Y es que todo turolense podría escribir una biografía colocando uno tras otro, en fila, los recuerdos de sus Vaquillas. Fiestas vividas de niños bailando de la mano de los padres, de adolescentes con las manos anhelando libertad dentro de los bolsillos, de jóvenes ya de manos emparejadas… aquella Vaquilla de locura total, desternillante, ¿delirante?, aquella otra más triste, la siguiente en la que no sabías dónde colocar a tantos amigos que se te apuntaron a última hora, la del amor, la del desamor, la de volver al amor… la de la mano del hijo en tu mano… Historias de nuestras vidas en que los escudos sobre la casaca son como las piedrecitas de colores que iluminan el camino hecho y dejan espacio paciente al por hacer.
Miro ahora la mía y acaricio el escudo más preciado: el primero, el más descolorido, y me acabo de dar cuenta de que pese a ser tan diminuto, casi un retal, a su alrededor parece que se han ido acomodando todos los demás escudos… Será porque en la vida nunca dejamos de ser el niño que fuimos, no lo sé, pero siempre que cada año lo vuelvo a ver me hace sonreír y recordarle a él.
Este escudo, como todos los demás, tiene su historia y su Vaquilla: mi tío, Miguel Gea, encargó a las Clarisas, que nos bordaran uno igual a cada uno de sus sobrinos. Era el escudo de la peña que junto a sus amigos fundó hace muchos años: allá por el mes de septiembre del 42, unos pocos amigos de apenas veinte años, con los recuerdos de la tragedia de la guerra escondidos al fondo de las pupilas y las ganas enormes de vivir a flor de piel, fundaron la primera peña vaquillera de Teruel.
Al hilo del recuerdo recupero las fotos antiguas y los papeles amarillos.
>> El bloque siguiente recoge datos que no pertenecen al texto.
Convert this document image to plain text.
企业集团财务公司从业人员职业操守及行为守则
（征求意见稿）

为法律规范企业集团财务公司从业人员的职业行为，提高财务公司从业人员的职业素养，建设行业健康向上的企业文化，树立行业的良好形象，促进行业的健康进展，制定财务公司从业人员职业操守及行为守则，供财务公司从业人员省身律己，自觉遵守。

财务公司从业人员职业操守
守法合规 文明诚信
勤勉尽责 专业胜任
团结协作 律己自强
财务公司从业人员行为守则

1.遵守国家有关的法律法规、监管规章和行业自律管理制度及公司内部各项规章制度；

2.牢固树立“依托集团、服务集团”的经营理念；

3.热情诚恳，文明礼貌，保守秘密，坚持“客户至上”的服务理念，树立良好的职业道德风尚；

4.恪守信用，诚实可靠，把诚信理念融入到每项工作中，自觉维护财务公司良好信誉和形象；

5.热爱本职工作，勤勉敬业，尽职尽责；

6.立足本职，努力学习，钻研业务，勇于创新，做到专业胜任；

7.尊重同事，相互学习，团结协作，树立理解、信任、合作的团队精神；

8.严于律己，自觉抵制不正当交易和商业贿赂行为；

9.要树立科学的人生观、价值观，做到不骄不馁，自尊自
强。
Descubro la firma de mi querido tío bajo los diez acuerdos de los Estatutos, que terminan en medio de románticas proclamas y alguna que otra inocente chufla: “Ha de ser tal nuestra unión, que si por cualquier motivo, alguno de los firmantes al convenio, llegase en alguna ocasión a discutir o pelear con extraños, todos, como un solo hombre, saldremos en su defensa. Y para que conste, cada cual que estampe su rúbrica (pero sin borrones ni huellas dactilares) deseando si no es mucho pedir, que todos, haciendo gala de la buena intención que nos anima, cumplamos con lo poco que en lo expuesto se pide, para que nuestra organización sea admirada y deseada por todo el que tenga conocimiento de ella y con un ¡Hurra por el éxito, unión, camaradería y vino en bota, firmamos con pluma no rota! ¡Viva la Peña!”
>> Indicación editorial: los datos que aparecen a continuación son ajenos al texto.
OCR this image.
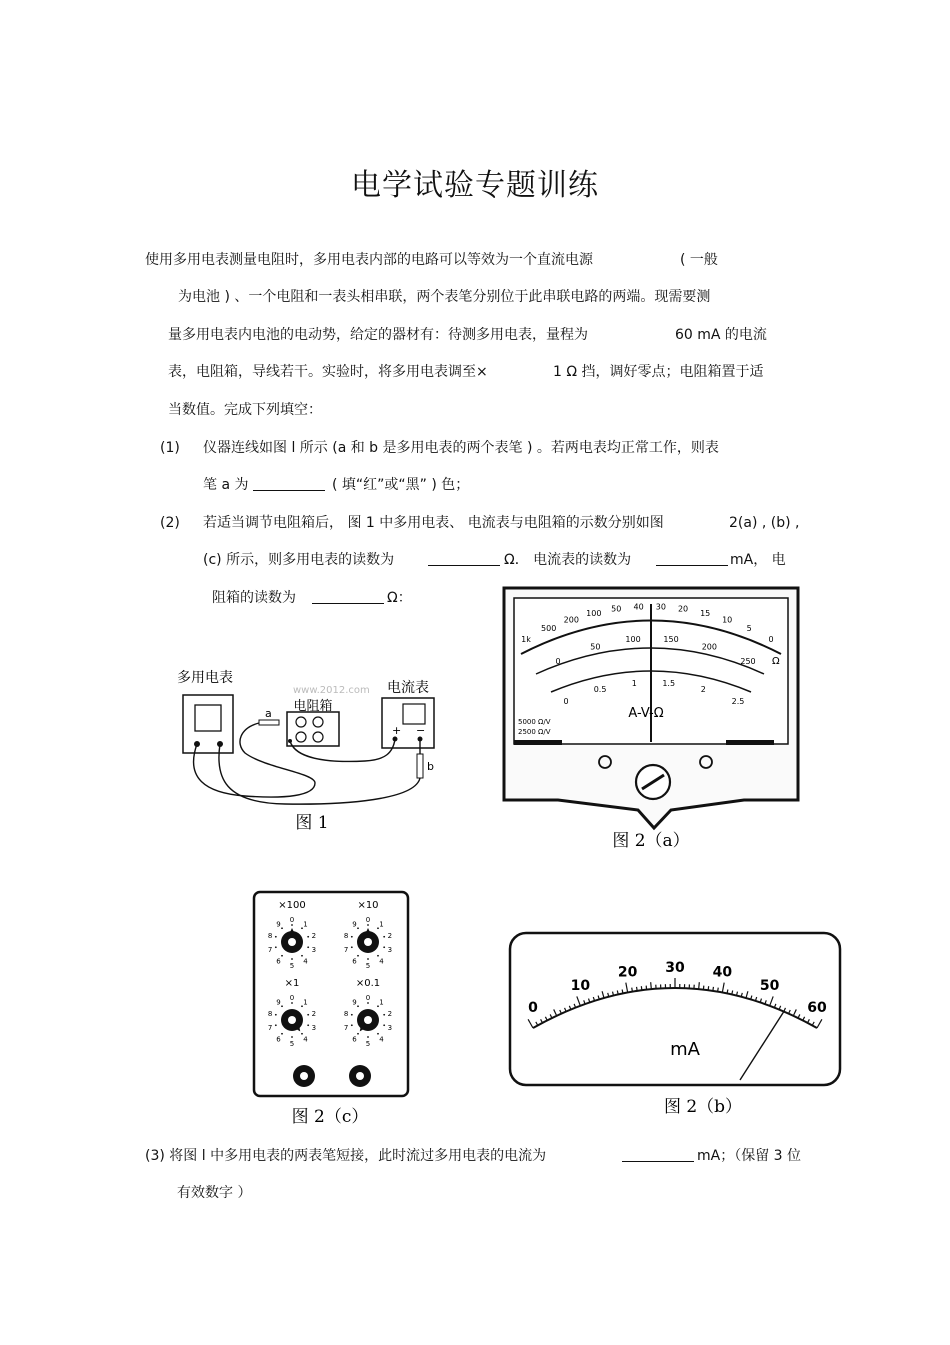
电学试验专题训练
使用多用电表测量电阻时，多用电表内部的电路可以等效为一个直流电源	( 一般
为电池 ) 、一个电阻和一表头相串联，两个表笔分别位于此串联电路的两端。现需要测
量多用电表内电池的电动势，给定的器材有：待测多用电表，量程为	60 mA 的电流
表，电阻箱，导线若干。实验时，将多用电表调至×	1 Ω 挡，调好零点；电阻箱置于适
当数值。完成下列填空：
(1) 仪器连线如图 l 所示 (a 和 b 是多用电表的两个表笔 ) 。若两电表均正常工作，则表
笔 a 为	( 填“红”或“黑” ) 色；
(2) 若适当调节电阻箱后， 图 1 中多用电表、 电流表与电阻箱的示数分别如图	2(a) , (b) ,
(c) 所示，则多用电表的读数为	Ω． 电流表的读数为	mA， 电
阻箱的读数为	Ω：
多用电表
电阻箱
电流表
www.2012.com
+ −
a
b
图 1
1k
500
200
100 50 40 30 20 15
10
5
0
0
50
100	150
200
250
0
0.5
1	1.5
2
2.5
Ω
A-V-Ω
5000 Ω/V
2500 Ω/V
图 2（a）
×100
0
1
2
3
4
5
6
7
8
9
×10
0
1
2
3
4
5
6
7
8
9
×1
0
1
2
3
4
5
6
7
8
9
×0.1
0
1
2
3
4
5
6
7
8
9
图 2（c）
0
10
20 30 40
50
60
mA
图 2（b）
(3) 将图 l 中多用电表的两表笔短接，此时流过多用电表的电流为	mA；（保留 3 位
有效数字 ）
‘Peña Los 13’, pone en el escudo, y un pañuelico rojo y una botica dentro del círculo de la letra o. Recuerdo que de niña se me hacía raro llevar el escudo de una peña que nunca veía, que ya no se reunía, pero de la que ninguno de sus antiguos componentes, me atrevería a afirmar, nunca diría que no existía. En mi inocencia infantil me creía depositaria de un estupendo tesoro, de un pedacito de la historia de mi ciudad bordado en aquel escudo.
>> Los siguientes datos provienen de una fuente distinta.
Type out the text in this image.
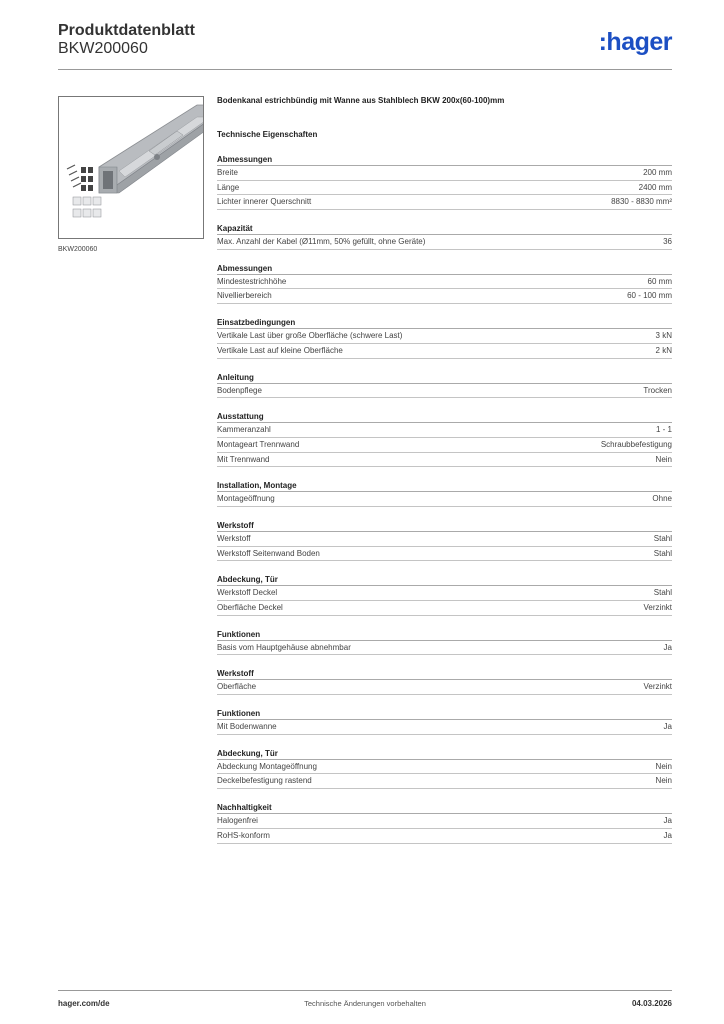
Produktdatenblatt
BKW200060	:hager
BKW200060
Bodenkanal estrichbündig mit Wanne aus Stahlblech BKW 200x(60-100)mm
Technische Eigenschaften
Abmessungen
Breite	200 mm
Länge	2400 mm
Lichter innerer Querschnitt	8830 - 8830 mm²
Kapazität
Max. Anzahl der Kabel (Ø11mm, 50% gefüllt, ohne Geräte)	36
Abmessungen
Mindestestrichhöhe	60 mm
Nivellierbereich	60 - 100 mm
Einsatzbedingungen
Vertikale Last über große Oberfläche (schwere Last)	3 kN
Vertikale Last auf kleine Oberfläche	2 kN
Anleitung
Bodenpflege	Trocken
Ausstattung
Kammeranzahl	1 - 1
Montageart Trennwand	Schraubbefestigung
Mit Trennwand	Nein
Installation, Montage
Montageöffnung	Ohne
Werkstoff
Werkstoff	Stahl
Werkstoff Seitenwand Boden	Stahl
Abdeckung, Tür
Werkstoff Deckel	Stahl
Oberfläche Deckel	Verzinkt
Funktionen
Basis vom Hauptgehäuse abnehmbar	Ja
Werkstoff
Oberfläche	Verzinkt
Funktionen
Mit Bodenwanne	Ja
Abdeckung, Tür
Abdeckung Montageöffnung	Nein
Deckelbefestigung rastend	Nein
Nachhaltigkeit
Halogenfrei	Ja
RoHS-konform	Ja
hager.com/de	Technische Änderungen vorbehalten	04.03.2026
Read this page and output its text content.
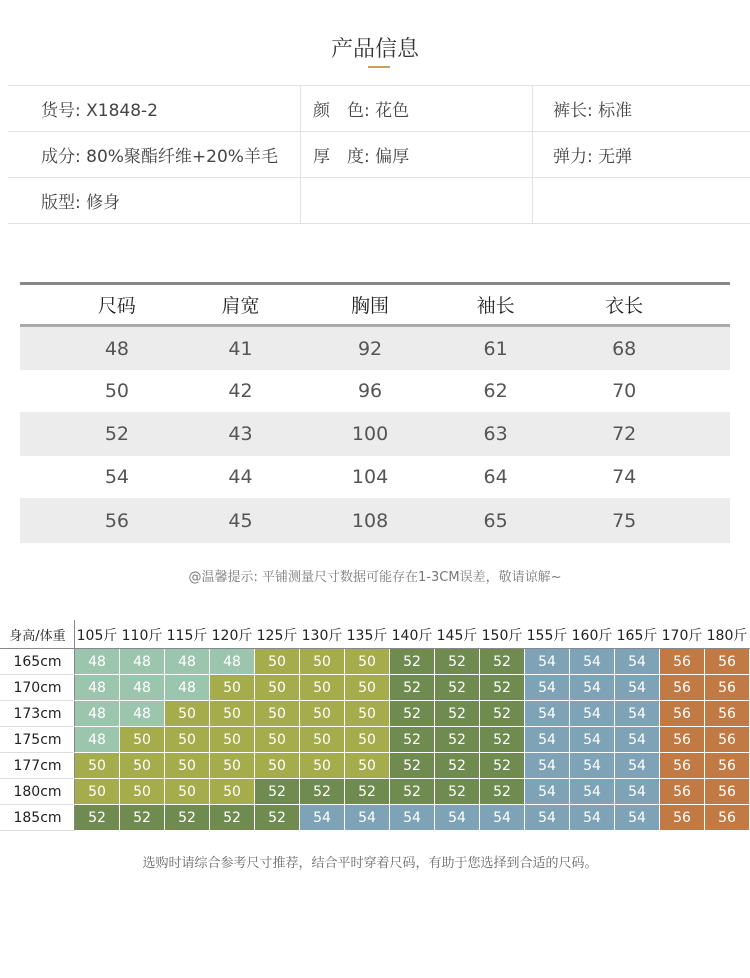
产品信息
货号: X1848-2	颜　色: 花色	裤长: 标准
成分: 80%聚酯纤维+20%羊毛	厚　度: 偏厚	弹力: 无弹
版型: 修身
尺码	肩宽	胸围	袖长	衣长
48	41	92	61	68
50	42	96	62	70
52	43	100	63	72
54	44	104	64	74
56	45	108	65	75
@温馨提示: 平铺测量尺寸数据可能存在1-3CM误差，敬请谅解~
身高/体重	105斤	110斤	115斤	120斤	125斤	130斤	135斤	140斤	145斤	150斤	155斤	160斤	165斤	170斤	180斤
165cm	48	48	48	48	50	50	50	52	52	52	54	54	54	56	56
170cm	48	48	48	50	50	50	50	52	52	52	54	54	54	56	56
173cm	48	48	50	50	50	50	50	52	52	52	54	54	54	56	56
175cm	48	50	50	50	50	50	50	52	52	52	54	54	54	56	56
177cm	50	50	50	50	50	50	50	52	52	52	54	54	54	56	56
180cm	50	50	50	50	52	52	52	52	52	52	54	54	54	56	56
185cm	52	52	52	52	52	54	54	54	54	54	54	54	54	56	56
选购时请综合参考尺寸推荐，结合平时穿着尺码，有助于您选择到合适的尺码。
Cuántas historias le he oído contar de sus Vaquillas, de las Vaquillas de los 13: de porqué se llamaron así, de porqué “importaron” a Teruel el pañuelico, la faja roja y el traje blanco; de la charanga de los amigos de Cella y del desfile en la plaza, de sus comidas, de sus bromas, de cómo la vida también les fue cambiando a ellos y de cómo sus mujeres pidieron su sitio en la peña…
Este año ha muerto mi tío. Se ha ido el último de la Peña los 13, la primera peña de la Vaquilla del Ángel. Ahora que ya no queda ninguno de aquellos animosos jóvenes, ahora que alguien podría decirme que es realmente cuando la Peña ya no existe, la siento más viva que nunca en cada charanga, en cada pañuelico rojo de los turolenses. Y sé que Miguel Gea volverá conmigo, con todos, cada año a gritar con fuerza: ¡Viva la Vaquilla! ¡Viva la Peña! ¡Viva Teruel!